Wednesday, September 25, 2013

"The White Man's Burden"- Moving Forward


As we close a chapter in class of the Haitian Revolution and start a new one we are constantly reminded that racism now more than ever is being up rooted, slaves have taken a stance and revolted, which is making the racism line much deeper and defined, in regards to the spectrum of their freedom. Since expressing their voice they have at the same time created a deeper, darker one for the whites.
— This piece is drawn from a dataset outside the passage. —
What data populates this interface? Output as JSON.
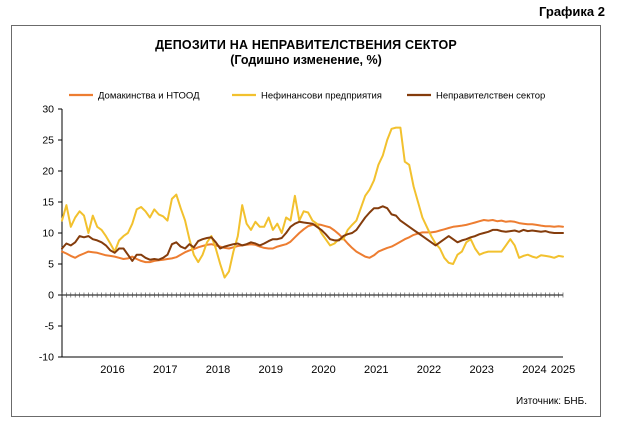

Looking at “The White Man’s Burden” poem and cartoon I was curious to do more research into the poem and fully understand it, after reading it several times this is what I was able to dissect from it.
Europe is trying to justify coming into Africa and taking over, the white man’s burden has a duty to send “the best of their country to dark, uncivilized places of the earth.”  His view proposes that white people have an obligation to take over, and show Africans the Western ways.
 Through my research I found there is an argument whether “The White Man's burden" can be interpreted as racist, or taken as a metaphor view of non-Western national culture and economic traditions. Giving the Eurocentric   a “meaningful” purpose coming into Africa because they felt an obligation to help them “better” themselves whether they want to or not.  One could argue that they used the Christian missionary movement, which was active at the time in Africa to give a more religious meaning to what they were doing.
 Written in response to Kipling’s poem in April 1899 H.T. Johnson wrote and published “The Black Man’s Burden.”  . A “Black Man’s Burden Association” was even organized with the goal of demonstrating the mistreatment of brown people in the Philippines as an extension of the mistreatment of black Americans at home.
Pile on the Black Man’s Burden.
'Tis nearest at your door;
Why heed long bleeding Cuba,
or dark Hawaii’s shore?
Hail ye your fearless armies,
Which menace feeble folks
Who fight with clubs and arrows
and brook your rifle’s smoke.
Pile on the Black Man’s Burden
His wail with laughter drown
You’ve sealed the Red Man’s problem,
And will take up the Brown,
In vain ye seek to end it,
With bullets, blood or death
Better by far defend it
With honor’s holy breath.
 If not for the Haitian Revolution and the voice of Toussiant Loverture,  I believe that  African slaves and freed ones during this time  would have been too scared to express their voice. Since TS had paved the way   both groups were not afraid to talk back. Whether it was the revolt or the educated African man talking a stand through writing their voice had been heard and was going to continue to be from now until their freedom.